Olive Kitteridge


The Pulitzer Prize for fiction this year went to Olive Kitteridge, a collection of connected short stories by Elizabeth Strout. All of them deal with the residents of a fictional coastal Maine town, and all of them contain, in some way or another, a mention of the title character. She's quite a creation: a former math teacher, a wife, a mother, and a force of nature. She's a woman who doesn't suffer fools gladly and kind of barges her way through life. She's not entirely likable, but she's always interesting.
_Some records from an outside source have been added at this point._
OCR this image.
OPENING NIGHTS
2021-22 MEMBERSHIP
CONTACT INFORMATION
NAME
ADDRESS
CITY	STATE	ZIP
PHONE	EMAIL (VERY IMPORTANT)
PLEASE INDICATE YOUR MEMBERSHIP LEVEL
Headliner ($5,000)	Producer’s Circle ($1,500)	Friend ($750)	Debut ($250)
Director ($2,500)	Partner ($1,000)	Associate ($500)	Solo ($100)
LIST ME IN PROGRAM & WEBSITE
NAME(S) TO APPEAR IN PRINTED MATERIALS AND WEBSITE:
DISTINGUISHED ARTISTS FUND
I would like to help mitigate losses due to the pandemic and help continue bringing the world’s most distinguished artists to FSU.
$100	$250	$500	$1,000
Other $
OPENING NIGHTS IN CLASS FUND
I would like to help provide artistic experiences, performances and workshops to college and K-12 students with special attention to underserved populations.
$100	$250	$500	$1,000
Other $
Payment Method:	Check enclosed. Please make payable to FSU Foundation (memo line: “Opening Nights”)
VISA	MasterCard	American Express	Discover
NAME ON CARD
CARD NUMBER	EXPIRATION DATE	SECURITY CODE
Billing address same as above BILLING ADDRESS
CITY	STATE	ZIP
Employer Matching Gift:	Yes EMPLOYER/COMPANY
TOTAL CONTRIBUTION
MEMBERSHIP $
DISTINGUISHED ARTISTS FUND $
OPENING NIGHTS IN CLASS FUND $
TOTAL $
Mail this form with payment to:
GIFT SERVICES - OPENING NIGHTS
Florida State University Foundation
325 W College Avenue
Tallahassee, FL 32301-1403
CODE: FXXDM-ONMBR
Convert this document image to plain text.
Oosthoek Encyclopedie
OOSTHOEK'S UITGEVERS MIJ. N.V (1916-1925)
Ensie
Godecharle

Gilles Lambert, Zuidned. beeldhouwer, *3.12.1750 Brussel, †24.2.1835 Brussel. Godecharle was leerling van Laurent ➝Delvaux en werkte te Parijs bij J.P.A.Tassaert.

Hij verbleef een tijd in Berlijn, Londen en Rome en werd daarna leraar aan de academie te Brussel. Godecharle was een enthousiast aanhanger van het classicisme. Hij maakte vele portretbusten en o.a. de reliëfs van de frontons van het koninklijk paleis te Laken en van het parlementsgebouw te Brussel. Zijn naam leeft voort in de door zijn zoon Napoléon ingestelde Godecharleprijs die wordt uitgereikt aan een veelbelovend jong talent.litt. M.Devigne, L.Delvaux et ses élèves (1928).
About half of the stories are about Olive directly, while in the rest she makes cameo appearances or is just mentioned second-hand (in two stories she's remembered by ex-students of hers). The stories about her are best, describing her marriage to the eternally cheery Henry, and her dour son Christopher, whom she loves desperately and despairs when he marries and moves to California. In "Little Bursts," Olive deals with her son's wedding day, and overhears her new daughter-in-law make an insulting comment. Her revenge, while petty, is absolutely delicious. "Tulips" has Olive visiting a couple who have become recluses after their son committed a horrible crime, and she realizes that she's only visiting because she wants to experience someone who has a worse relationship with their son. The strongest story is "Security," which covers her visit to Christopher in New York City, where he has married for a second time. Strout expertly dissects the passive-aggressiveness of a New Englander as she struggles to maintain a relationship with the son who has slipped away from her.
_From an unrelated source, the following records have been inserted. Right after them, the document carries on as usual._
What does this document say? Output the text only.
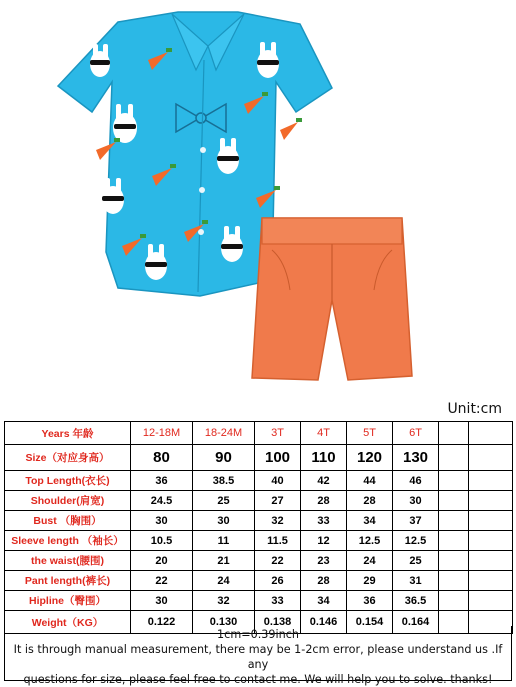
Unit:cm
Years 年龄	12-18M	18-24M	3T	4T	5T	6T		
Size（对应身高）	80	90	100	110	120	130		
Top Length(衣长)	36	38.5	40	42	44	46		
Shoulder(肩宽)	24.5	25	27	28	28	30		
Bust （胸围）	30	30	32	33	34	37		
Sleeve length （袖长）	10.5	11	11.5	12	12.5	12.5		
the waist(腰围)	20	21	22	23	24	25		
Pant length(裤长)	22	24	26	28	29	31		
Hipline（臀围）	30	32	33	34	36	36.5		
Weight（KG）	0.122	0.130	0.138	0.146	0.154	0.164		
1cm=0.39inch
It is through manual measurement, there may be 1-2cm error, please understand us .If any
questions for size, please feel free to contact me. We will help you to solve. thanks!
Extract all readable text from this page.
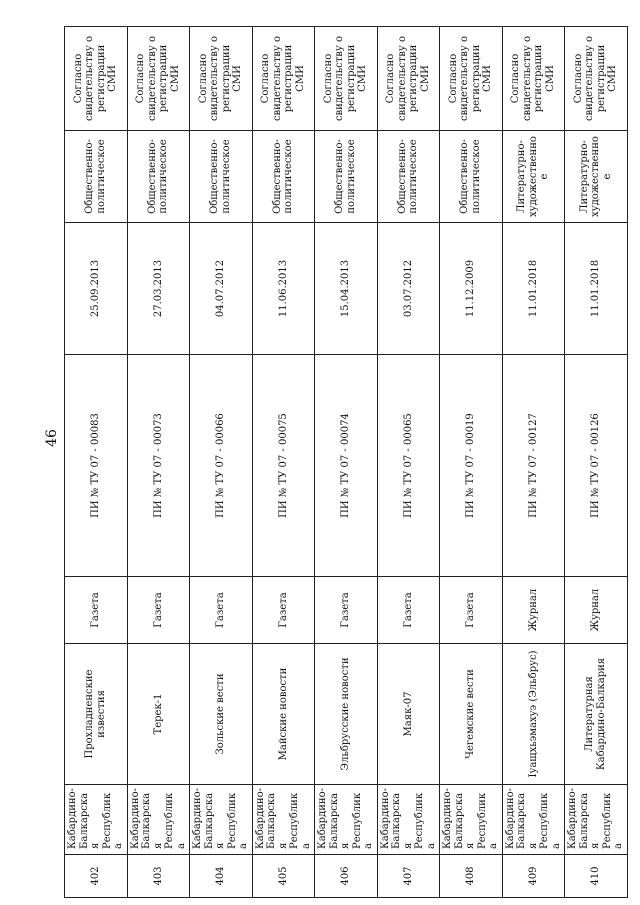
46
402	Кабардино-Балкарская Республика	Прохладненские известия	Газета	ПИ № ТУ 07 - 00083	25.09.2013	Общественно-политическое	Согласно свидетельству о регистрации СМИ
403	Кабардино-Балкарская Республика	Терек-1	Газета	ПИ № ТУ 07 - 00073	27.03.2013	Общественно-политическое	Согласно свидетельству о регистрации СМИ
404	Кабардино-Балкарская Республика	Зольские вести	Газета	ПИ № ТУ 07 - 00066	04.07.2012	Общественно-политическое	Согласно свидетельству о регистрации СМИ
405	Кабардино-Балкарская Республика	Майские новости	Газета	ПИ № ТУ 07 - 00075	11.06.2013	Общественно-политическое	Согласно свидетельству о регистрации СМИ
406	Кабардино-Балкарская Республика	Эльбрусские новости	Газета	ПИ № ТУ 07 - 00074	15.04.2013	Общественно-политическое	Согласно свидетельству о регистрации СМИ
407	Кабардино-Балкарская Республика	Маяк-07	Газета	ПИ № ТУ 07 - 00065	03.07.2012	Общественно-политическое	Согласно свидетельству о регистрации СМИ
408	Кабардино-Балкарская Республика	Чегемские вести	Газета	ПИ № ТУ 07 - 00019	11.12.2009	Общественно-политическое	Согласно свидетельству о регистрации СМИ
409	Кабардино-Балкарская Республика	Iуащхьэмахуэ (Эльбрус)	Журнал	ПИ № ТУ 07 - 00127	11.01.2018	Литературно-художественное	Согласно свидетельству о регистрации СМИ
410	Кабардино-Балкарская Республика	Литературная Кабардино-Балкария	Журнал	ПИ № ТУ 07 - 00126	11.01.2018	Литературно-художественное	Согласно свидетельству о регистрации СМИ
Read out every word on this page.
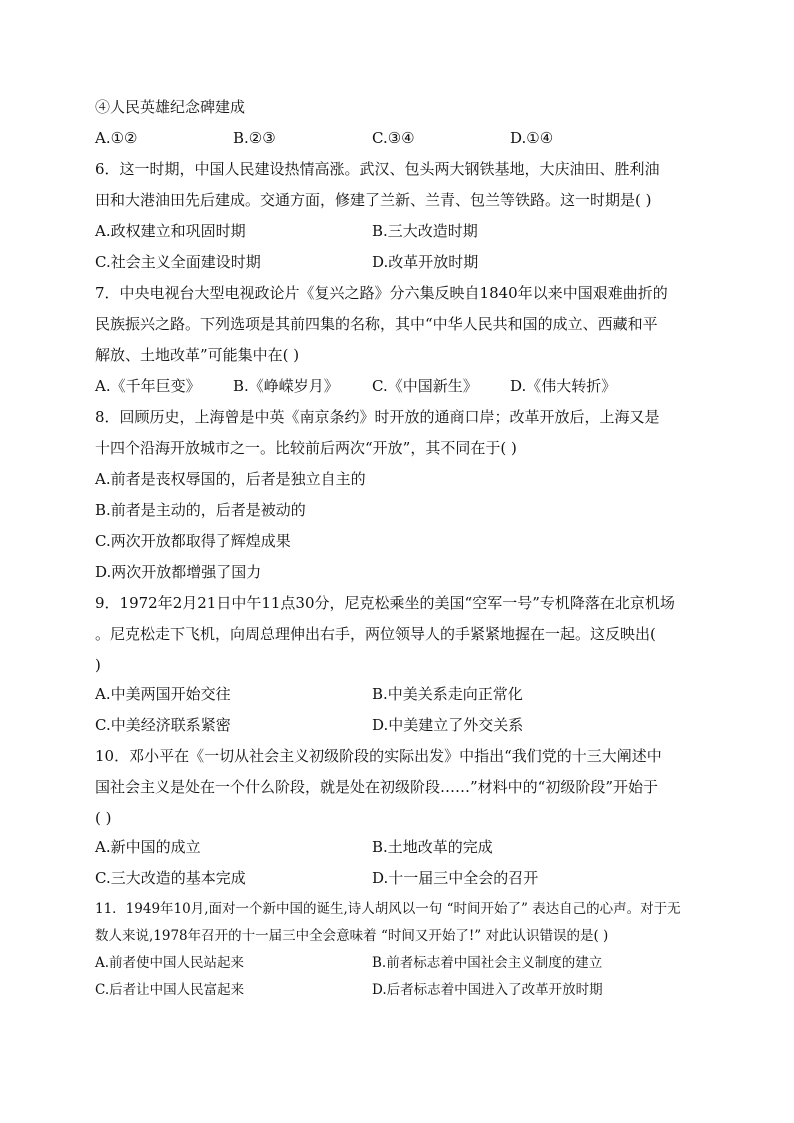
④人民英雄纪念碑建成
A.①②	B.②③	C.③④	D.①④
6．这一时期，中国人民建设热情高涨。武汉、包头两大钢铁基地，大庆油田、胜利油
田和大港油田先后建成。交通方面，修建了兰新、兰青、包兰等铁路。这一时期是( )
A.政权建立和巩固时期	B.三大改造时期
C.社会主义全面建设时期	D.改革开放时期
7．中央电视台大型电视政论片《复兴之路》分六集反映自1840年以来中国艰难曲折的
民族振兴之路。下列选项是其前四集的名称，其中“中华人民共和国的成立、西藏和平
解放、土地改革”可能集中在( )
A.《千年巨变》 B.《峥嵘岁月》 C.《中国新生》 D.《伟大转折》
8．回顾历史，上海曾是中英《南京条约》时开放的通商口岸；改革开放后，上海又是
十四个沿海开放城市之一。比较前后两次“开放”，其不同在于( )
A.前者是丧权辱国的，后者是独立自主的
B.前者是主动的，后者是被动的
C.两次开放都取得了辉煌成果
D.两次开放都增强了国力
9．1972年2月21日中午11点30分，尼克松乘坐的美国“空军一号”专机降落在北京机场
。尼克松走下飞机，向周总理伸出右手，两位领导人的手紧紧地握在一起。这反映出(
)
A.中美两国开始交往	B.中美关系走向正常化
C.中美经济联系紧密	D.中美建立了外交关系
10．邓小平在《一切从社会主义初级阶段的实际出发》中指出“我们党的十三大阐述中
国社会主义是处在一个什么阶段，就是处在初级阶段……”材料中的“初级阶段”开始于
( )
A.新中国的成立	B.土地改革的完成
C.三大改造的基本完成	D.十一届三中全会的召开
11．1949年10月,面对一个新中国的诞生,诗人胡风以一句 “时间开始了” 表达自己的心声。对于无
数人来说,1978年召开的十一届三中全会意味着 “时间又开始了!” 对此认识错误的是( )
A.前者使中国人民站起来	B.前者标志着中国社会主义制度的建立
C.后者让中国人民富起来	D.后者标志着中国进入了改革开放时期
The stories about other Maine residents are more hit and miss. I liked "Starving," about an elderly man who has turned to adultery when his wife has given up sex, and ends up getting involved with an anorexic girl, and "Ship in a Bottle," about a young girl who is left at the altar and then tries to break away from her eccentric mother. I wasn't as crazy about "Incoming Tide," which bears an uncomfortable similarity to a plot point of It's a Wonderful Life, or "Criminal" and "The Piano Player," both about lonely women that seem cliched.
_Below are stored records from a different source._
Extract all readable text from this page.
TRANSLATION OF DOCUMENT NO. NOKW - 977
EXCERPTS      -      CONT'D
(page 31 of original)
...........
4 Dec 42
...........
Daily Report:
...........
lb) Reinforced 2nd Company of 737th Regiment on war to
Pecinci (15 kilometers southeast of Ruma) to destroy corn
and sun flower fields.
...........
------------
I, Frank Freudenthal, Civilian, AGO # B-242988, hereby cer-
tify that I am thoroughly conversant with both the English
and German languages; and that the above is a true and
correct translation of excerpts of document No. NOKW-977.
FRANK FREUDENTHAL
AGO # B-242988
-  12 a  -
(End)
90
The stories in this book also have a tendency to rely on shocking violence. There's the son who murdered his wife in "Tulips," and a young man shot in a hunting accident in "Pharmacy," but there's also the crime that Olive and Henry fall victim to in "A Different Road," which seems like an episode of prime-time TV more than literature. Of course death is a constant presence in the lives of these people, but it seems unlikely that there'd be so much carnage in a sleepy Maine village.

Aside from that, the stories are expertly written. Strout shows a magnificent sense of detail, and I really felt I knew Olive by the last story, when, almost against her will, she finds love again after the death of her husband. Stories about older people aren't common these days, and it's nice to see them treated with care here. Strout creates real people in a real place.